Watch for the court filing: 'Local government vs. the State'
VERDE VALLEY -- "I find this bill and the general draconian attitude of the Governor and the Legislature discouraging, disappointing, and unproductive."
Lew Currier, Jerome's Mayor, is referring to SB 1487, a 2016-bill the governor recently signed that has become a powder keg for revolt between the State's Legislature and Governor and cities and towns. The bill would give the state the power to snatch away shared revenues from lowly cities and towns who philosophize differently from the state.
Like plastic bags? That is what started this mess. Bisbee voted to disallow the use of plastic bags in the city for environmental reasons. Flagstaff and others wanted to do the same. The legislature, likely backed by a wealth of plastic bag money, approved legislation to ban the bag ban.
Then the state passed a follow-on bill that would essentially penalize any local government for bucking state law. That is SB 1487.
SB 1487 gives the state the authority, via it's a decision of the attorney general and treasurer to withhold all state-shared revenues from that community and re-distribute it to others.
The issue is not just plastic bags, it is also refusing to permit vacation rentals, whether a town's zoning permits or not.

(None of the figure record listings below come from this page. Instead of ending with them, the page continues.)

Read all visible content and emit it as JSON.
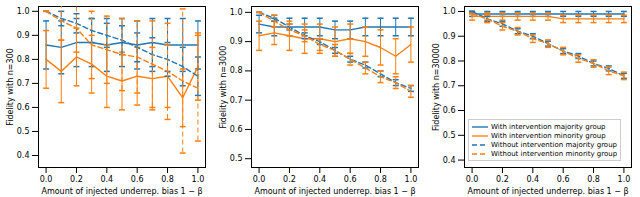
{
  "chart_data": [
    {
      "type": "line",
      "x": [
        0.0,
        0.1,
        0.2,
        0.3,
        0.4,
        0.5,
        0.6,
        0.7,
        0.8,
        0.9,
        1.0
      ],
      "xlim": [
        -0.05,
        1.05
      ],
      "xticks": [
        {
          "value": 0,
          "label": "0.0"
        },
        0.2,
        0.4,
        0.6,
        0.8,
        {
          "value": 1,
          "label": "1.0"
        }
      ],
      "ylim": [
        0.35,
        1.02
      ],
      "yticks": [
        0.4,
        0.5,
        0.6,
        0.7,
        0.8,
        0.9,
        {
          "value": 1,
          "label": "1.0"
        }
      ],
      "x_label": "Amount of injected underrep. bias 1 − β",
      "y_label": "Fidelity with n=300",
      "series": [
        {
          "name": "With intervention majority group",
          "color": "#1f77b4",
          "line_style": "solid",
          "values": [
            0.86,
            0.85,
            0.87,
            0.87,
            0.86,
            0.87,
            0.86,
            0.87,
            0.86,
            0.86,
            0.86
          ],
          "errors": [
            0.1,
            0.11,
            0.1,
            0.1,
            0.11,
            0.1,
            0.1,
            0.1,
            0.11,
            0.11,
            0.1
          ]
        },
        {
          "name": "With intervention minority group",
          "color": "#ff7f0e",
          "line_style": "solid",
          "values": [
            0.8,
            0.75,
            0.81,
            0.78,
            0.73,
            0.71,
            0.73,
            0.72,
            0.73,
            0.64,
            0.77
          ],
          "errors": [
            0.12,
            0.13,
            0.12,
            0.12,
            0.13,
            0.12,
            0.12,
            0.13,
            0.13,
            0.12,
            0.14
          ]
        },
        {
          "name": "Without intervention majority group",
          "color": "#1f77b4",
          "line_style": "dashed",
          "values": [
            1.0,
            0.97,
            0.95,
            0.92,
            0.9,
            0.88,
            0.85,
            0.82,
            0.8,
            0.77,
            0.73
          ],
          "errors": [
            0.0,
            0.03,
            0.04,
            0.05,
            0.05,
            0.06,
            0.06,
            0.07,
            0.07,
            0.08,
            0.08
          ]
        },
        {
          "name": "Without intervention minority group",
          "color": "#ff7f0e",
          "line_style": "dashed",
          "values": [
            1.0,
            0.96,
            0.93,
            0.86,
            0.84,
            0.82,
            0.81,
            0.78,
            0.75,
            0.71,
            0.68
          ],
          "errors": [
            0.0,
            0.08,
            0.1,
            0.14,
            0.14,
            0.15,
            0.15,
            0.18,
            0.2,
            0.3,
            0.22
          ]
        }
      ]
    },
    {
      "type": "line",
      "x": [
        0.0,
        0.1,
        0.2,
        0.3,
        0.4,
        0.5,
        0.6,
        0.7,
        0.8,
        0.9,
        1.0
      ],
      "xlim": [
        -0.05,
        1.05
      ],
      "xticks": [
        {
          "value": 0,
          "label": "0.0"
        },
        0.2,
        0.4,
        0.6,
        0.8,
        {
          "value": 1,
          "label": "1.0"
        }
      ],
      "ylim": [
        0.47,
        1.02
      ],
      "yticks": [
        0.5,
        0.6,
        0.7,
        0.8,
        0.9,
        {
          "value": 1,
          "label": "1.0"
        }
      ],
      "x_label": "Amount of injected underrep. bias 1 − β",
      "y_label": "Fidelity with n=3000",
      "series": [
        {
          "name": "With intervention majority group",
          "color": "#1f77b4",
          "line_style": "solid",
          "values": [
            0.96,
            0.95,
            0.95,
            0.95,
            0.95,
            0.94,
            0.94,
            0.95,
            0.95,
            0.95,
            0.95
          ],
          "errors": [
            0.03,
            0.03,
            0.03,
            0.03,
            0.03,
            0.03,
            0.03,
            0.03,
            0.03,
            0.03,
            0.03
          ]
        },
        {
          "name": "With intervention minority group",
          "color": "#ff7f0e",
          "line_style": "solid",
          "values": [
            0.92,
            0.93,
            0.92,
            0.91,
            0.91,
            0.9,
            0.91,
            0.9,
            0.88,
            0.85,
            0.89
          ],
          "errors": [
            0.05,
            0.04,
            0.05,
            0.05,
            0.05,
            0.05,
            0.05,
            0.05,
            0.06,
            0.06,
            0.06
          ]
        },
        {
          "name": "Without intervention majority group",
          "color": "#1f77b4",
          "line_style": "dashed",
          "values": [
            1.0,
            0.98,
            0.95,
            0.92,
            0.9,
            0.87,
            0.84,
            0.82,
            0.79,
            0.76,
            0.74
          ],
          "errors": [
            0.0,
            0.01,
            0.01,
            0.01,
            0.01,
            0.01,
            0.01,
            0.01,
            0.01,
            0.01,
            0.01
          ]
        },
        {
          "name": "Without intervention minority group",
          "color": "#ff7f0e",
          "line_style": "dashed",
          "values": [
            1.0,
            0.97,
            0.94,
            0.92,
            0.89,
            0.87,
            0.84,
            0.81,
            0.78,
            0.76,
            0.73
          ],
          "errors": [
            0.0,
            0.02,
            0.02,
            0.02,
            0.02,
            0.02,
            0.02,
            0.02,
            0.02,
            0.02,
            0.02
          ]
        }
      ]
    },
    {
      "type": "line",
      "x": [
        0.0,
        0.1,
        0.2,
        0.3,
        0.4,
        0.5,
        0.6,
        0.7,
        0.8,
        0.9,
        1.0
      ],
      "xlim": [
        -0.05,
        1.05
      ],
      "xticks": [
        {
          "value": 0,
          "label": "0.0"
        },
        0.2,
        0.4,
        0.6,
        0.8,
        {
          "value": 1,
          "label": "1.0"
        }
      ],
      "ylim": [
        0.37,
        1.02
      ],
      "yticks": [
        0.4,
        0.5,
        0.6,
        0.7,
        0.8,
        0.9,
        {
          "value": 1,
          "label": "1.0"
        }
      ],
      "x_label": "Amount of injected underrep. bias 1 − β",
      "y_label": "Fidelity with n=30000",
      "legend": "lower left",
      "series": [
        {
          "name": "With intervention majority group",
          "color": "#1f77b4",
          "line_style": "solid",
          "values": [
            0.99,
            0.99,
            0.99,
            0.99,
            0.99,
            0.99,
            0.99,
            0.99,
            0.99,
            0.99,
            0.99
          ],
          "errors": [
            0.01,
            0.01,
            0.01,
            0.01,
            0.01,
            0.01,
            0.01,
            0.01,
            0.01,
            0.01,
            0.01
          ]
        },
        {
          "name": "With intervention minority group",
          "color": "#ff7f0e",
          "line_style": "solid",
          "values": [
            0.98,
            0.98,
            0.98,
            0.98,
            0.98,
            0.98,
            0.97,
            0.97,
            0.97,
            0.97,
            0.97
          ],
          "errors": [
            0.015,
            0.015,
            0.015,
            0.015,
            0.015,
            0.015,
            0.015,
            0.015,
            0.015,
            0.015,
            0.015
          ]
        },
        {
          "name": "Without intervention majority group",
          "color": "#1f77b4",
          "line_style": "dashed",
          "values": [
            1.0,
            0.97,
            0.95,
            0.92,
            0.9,
            0.87,
            0.84,
            0.82,
            0.79,
            0.77,
            0.74
          ],
          "errors": [
            0.0,
            0.01,
            0.01,
            0.01,
            0.01,
            0.01,
            0.01,
            0.01,
            0.01,
            0.01,
            0.01
          ]
        },
        {
          "name": "Without intervention minority group",
          "color": "#ff7f0e",
          "line_style": "dashed",
          "values": [
            0.99,
            0.97,
            0.94,
            0.92,
            0.89,
            0.87,
            0.84,
            0.81,
            0.79,
            0.76,
            0.74
          ],
          "errors": [
            0.0,
            0.015,
            0.015,
            0.015,
            0.015,
            0.015,
            0.015,
            0.015,
            0.015,
            0.015,
            0.015
          ]
        }
      ]
    }
  ]
}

It is approving fireworks, says Clarkdale Mayor Doug Von Gausig, where "the desert is a tinderbox at best."
"You look at the bills to limit the cities and towns' ability to limit bed and breakfasts, 'AirBnBs.' The Governor's very supportive of what he calls 'the sharing economy.' He doesn't like the cities and towns making their own rules about this stuff."
"We see a lot of that stuff with this governor. He seems to feel that the State of Arizona is a much better manager of city and town affairs than the cities and towns and the people of those cities and towns are.

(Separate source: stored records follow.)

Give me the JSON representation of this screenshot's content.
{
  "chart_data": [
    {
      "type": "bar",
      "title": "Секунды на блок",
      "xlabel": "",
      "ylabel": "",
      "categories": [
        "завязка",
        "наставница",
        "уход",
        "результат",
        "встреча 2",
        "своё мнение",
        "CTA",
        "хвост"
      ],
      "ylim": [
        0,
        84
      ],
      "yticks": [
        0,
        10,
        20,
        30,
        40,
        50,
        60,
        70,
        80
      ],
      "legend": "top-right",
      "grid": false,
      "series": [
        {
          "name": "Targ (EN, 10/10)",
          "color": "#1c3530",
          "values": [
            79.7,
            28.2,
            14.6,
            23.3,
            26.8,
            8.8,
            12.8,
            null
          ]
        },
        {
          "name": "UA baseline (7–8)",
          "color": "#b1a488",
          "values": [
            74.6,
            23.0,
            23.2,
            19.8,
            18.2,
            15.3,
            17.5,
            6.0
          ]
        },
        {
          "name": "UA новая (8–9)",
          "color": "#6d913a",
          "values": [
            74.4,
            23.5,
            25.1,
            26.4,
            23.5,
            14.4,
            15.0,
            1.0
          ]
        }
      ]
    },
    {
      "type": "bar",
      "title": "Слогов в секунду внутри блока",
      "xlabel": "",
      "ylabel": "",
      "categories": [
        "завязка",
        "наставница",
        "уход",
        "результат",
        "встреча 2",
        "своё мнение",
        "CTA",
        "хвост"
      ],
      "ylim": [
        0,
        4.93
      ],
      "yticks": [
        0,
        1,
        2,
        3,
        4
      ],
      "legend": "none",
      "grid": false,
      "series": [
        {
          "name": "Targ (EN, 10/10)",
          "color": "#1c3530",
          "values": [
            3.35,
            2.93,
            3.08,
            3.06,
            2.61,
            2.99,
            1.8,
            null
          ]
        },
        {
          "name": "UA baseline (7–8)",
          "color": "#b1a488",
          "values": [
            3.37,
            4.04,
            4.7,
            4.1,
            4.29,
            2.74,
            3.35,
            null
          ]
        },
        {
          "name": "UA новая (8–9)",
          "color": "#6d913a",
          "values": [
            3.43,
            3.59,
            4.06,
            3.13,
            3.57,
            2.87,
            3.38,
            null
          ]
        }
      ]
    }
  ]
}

"I don't know where this is going to go, but no place good."
He believes the decision will be made by a high court.
Cottonwood Mayor Diane Joens cites former Governor Jan Brewer when she was in office, "While I can agree that all levels of government must continue to find ways to cut costs, I am becoming increasingly concerned that many bills introduced this session micromanage decisions best made at the local level. What happened to the conservative belief that the most effective, responsible and responsive government is government closest to the people?"
The bottom line is money.
If a legislator requests an investigation and the state attorney general finds a local government's law violates state law, the town has 30 days to correct the violation or the state treasurer is ordered to withhold shared revenues, which in some cases can amount to 40 percent of a town's budget.
It allows the attorney general to investigate "any ordinance, regulation, order or other official action' by a community to see if it violates state statutes or the constitution.
A trio of major city mayors argued for the League of Arizona Cities and Towns, "What possible hubris could drive a single legislator to think he or she has more wisdom than the local elected officials who have been chosen by the voters to govern their communities?' the mayors wrote Ducey. "What happened to the principle of 'presumption of innocence' in our legal system?'
Again, Clarkdale Mayor Von Gausig, "An agreement was made years ago to say, the state is the sole entity that may collect income tax. In exchange, it will pay part of that to cities and towns and they would pay part of the sales tax that the state collects to cities and towns."
"That is a long-standing revenue source that cities and towns have expected for years. Now to have the state decide that it doesn't like something you do, it will punish you by withholding that money is just asking for lawsuits. Its creating an atmosphere of antagonism between the governor's office, the legislature and cities and towns that I think is completely injurious and unnecessary."
Adds Von Gausig, "I wish that the legislature and the governor, would get back to running the state of Arizona which is now 50th in education and all kinds of other things that need to be done. We have neglected our state, we have neglected our infrastructure. We have neglected the state lands department. Since they don't want to work on all these difficult things, they have decided to work on cities and towns."
"They aren't listening to people that are in the trenches doing the work. They aren't listening to anyone because they have this permission from the governor to act in this egregious way."
Once again, Joens cites Local Government 101: "Each local government is as unique as an individual human being. That is why policies that impact local governments must be decided by local elected officials and their citizens."